Toujours même bien-être à lire Pontalis, toujours mêmes échos en moi dans ce recueil d'anecdotes, de souvenirs, de réflexions sur l'amitié:
Deux vrais amis vivaient au Monomotapa
L'un ne possédait rien qui n'appartînt à l'autre.
La Fontaine, Les deux Amis
Pontalis traite de l'amitié au sens large, y abordant son histoire personnelle avec quelques amis, comme Jean-Pierre Vernant, Jean Pouillon et Michel Cournot entre autres, la différenciant bien sûr de l'amour mais l'étendant aussi à d'autres domaines que celui purement humain: les lieux de vie, par exemple, appartements à Paris ou plages sur l'Atlantique ou ailleurs. Les pages consacrées à Freud et à son ami Wilhem Fliess m'ont particulièrement intéressé, même si l'on y est loin de la nostalgie coutumière de Pontalis.

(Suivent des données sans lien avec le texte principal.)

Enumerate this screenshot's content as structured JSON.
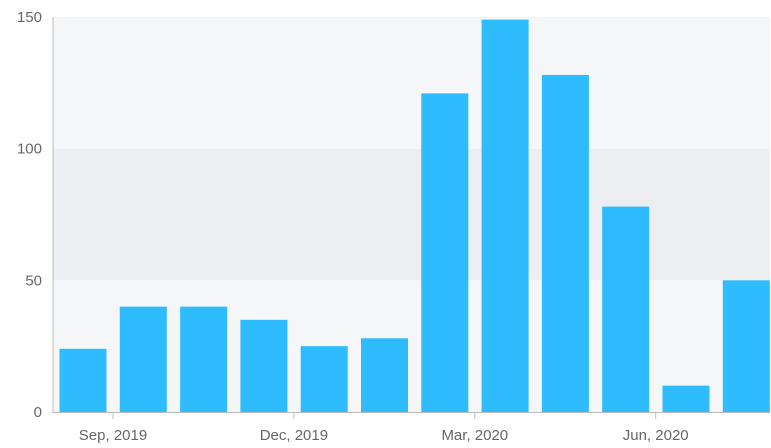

Un passage qui m'a rappelé bien des souvenirs:
Et nous voilà partis, célibataires occasionnels, comme deux jeunes gens qui auraient pour la première fois rendez-vous avec la lumière de la Toscane, cette lumière qui abolit toute différence entre l'Art et la Nature. La rencontre avec la beauté se fait là où on ne l'attend pas, au coin d'une rue (une petite statue comme oubliée là), sur la hauteur d'une colline (voyez ces trois cyprès), sur une place de village cernée d'arcades, et pas seulement dans ces lieux consacrés que sont les musées et les églises- avouons-le, on s'y ennuie parfois, trop de chefs-d'œuvre qu'il convient d'admirer obligatoirement.
Nous allâmes à Perugia, à Gubbio, à Urbino, là où nous étions assurés de voir des œuvres de Piero. Passâmes aussi à Borgo San Sepolchro, sa ville natale; un véritable pèlerinage, comme si nous devions cela à notre peintre! Dans le petit village de Monterchi, Stéphane s'attarda une heure sans prononcer un mot face à la Vierge enceinte revêtue d'une robe d'un bleu céleste et fendue en son milieu. Le laissant à sa contemplation, j'allai m'asseoir sur un petit muret avoisinant. J'y savourai une pêche que je venais d'acheter au marché, elle fondit lentement dans ma bouche. Ce fut un moment délicieux auquel Stéphane, toujours clos dans son mutisme, mit fin.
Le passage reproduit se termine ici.